An Institute of Medicine report this year on the consequences of head injuries in soccer said that youths may be more at risk for serious injury because their brains are still developing and that coaches and parents need better training in identifying and treating concussions.

Injury to the brain

A concussion occurs when the brain is shaken inside the skull, resulting in a temporary alteration in brain function or mental status, such as loss of consciousness, dizziness or poor memory. About 300,000 sports-related concussions occur in the United States every year.

On this, neurologists and sports medicine specialists agree: Athletes shouldn't return to sports before all their symptoms have cleared up.

"Where they disagree is how long to keep somebody out - whether it's a week or two weeks or a month," said Dr. Robert C. Cantu, medical director at the National Center for Catastrophic Sports Injury Research at the University of North Carolina at Chapel Hill and author of a widely used set of return-to-play guidelines. "And there's no scientific data right now that gives one absolute indication. There is no magic marker, such as a blood test or an X-ray, that will tell the doctor when the athlete is totally over a head injury."

Symptoms of a concussion include headache, nausea, a vacant stare, disorientation, difficulty concentrating and slowness in answering questions or following directions. Depending on the severity of the concussion, symptoms can last from minutes to months.

Danger of early return

Returning to sports before the brain heals can worsen the concussion. It can also put an athlete at greater risk for another injury - to the head or any other part of the body.

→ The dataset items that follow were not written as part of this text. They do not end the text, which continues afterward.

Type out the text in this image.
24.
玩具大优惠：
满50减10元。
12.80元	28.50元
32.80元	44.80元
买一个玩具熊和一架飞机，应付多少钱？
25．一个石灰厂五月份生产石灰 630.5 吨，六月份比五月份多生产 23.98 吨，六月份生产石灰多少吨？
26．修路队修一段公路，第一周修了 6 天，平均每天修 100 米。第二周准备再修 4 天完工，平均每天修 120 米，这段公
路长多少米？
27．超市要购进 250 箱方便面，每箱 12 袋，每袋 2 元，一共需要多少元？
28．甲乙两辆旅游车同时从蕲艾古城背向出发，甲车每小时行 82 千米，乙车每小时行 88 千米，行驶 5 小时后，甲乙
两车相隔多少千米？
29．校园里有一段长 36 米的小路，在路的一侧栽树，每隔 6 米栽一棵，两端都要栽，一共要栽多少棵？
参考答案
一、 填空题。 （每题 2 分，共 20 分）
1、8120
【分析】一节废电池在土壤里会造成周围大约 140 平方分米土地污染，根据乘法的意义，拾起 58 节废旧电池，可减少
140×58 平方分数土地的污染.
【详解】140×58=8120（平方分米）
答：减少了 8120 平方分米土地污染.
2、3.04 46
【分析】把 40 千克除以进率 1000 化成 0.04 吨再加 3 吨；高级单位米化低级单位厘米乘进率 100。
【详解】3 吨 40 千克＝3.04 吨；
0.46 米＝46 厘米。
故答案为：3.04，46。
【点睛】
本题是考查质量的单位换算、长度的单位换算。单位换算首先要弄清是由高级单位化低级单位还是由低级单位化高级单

"It's kind of like driving impaired," said Dr. Andrew M. Tucker, director of primary care sports medicine at the University of Maryland and chief team physician for the Baltimore Ravens. "Your reaction time may not be normal, your ability to process information in a high-speed game may be slightly altered. It'd be like playing impaired, and that's not a good thing."

The most dangerous risk of returning to play prematurely is second-impact syndrome, a sudden and acute deterioration of neurologic function due to uncontrollable swelling of the brain.

Only a few dozen cases of sudden-impact syndrome have been reported in the past 15 years, Tucker said, mostly involving male athletes in their teens or 20s in boxing, football and ice hockey. Last year, a 16-year-old rugby player from Colorado died after hitting his chin on the head of another player after several other head injuries.

"The issue is, what the heck is happening to this small number of brains?" Tucker said. "We don't really completely understand what is happening."

Nor are doctors sure what effects, if any, concussions have on a person's long-term health.

"Multiple concussions get to be a real problematic thing. What number is too many? We don't know," Tucker said. "Some brains seemingly sustain a lot of mild concussions but have no untoward effect - forever. Some brains have a few concussions and develop prolonged post-concussive symptoms where a person is really altered in terms of how they feel and function for a period of time. It's very difficult to predict who is going to be in which category."

Concussions can be hard to diagnose because there isn't always a visible sign, such as loss of consciousness, so coaches, trainers and physicians have to rely in large part on athletes describing their symptoms. Many times, players aren't fully honest, especially if they don't want to be taken out of a game. Some also think that getting knocked in the head is a natural part of sports.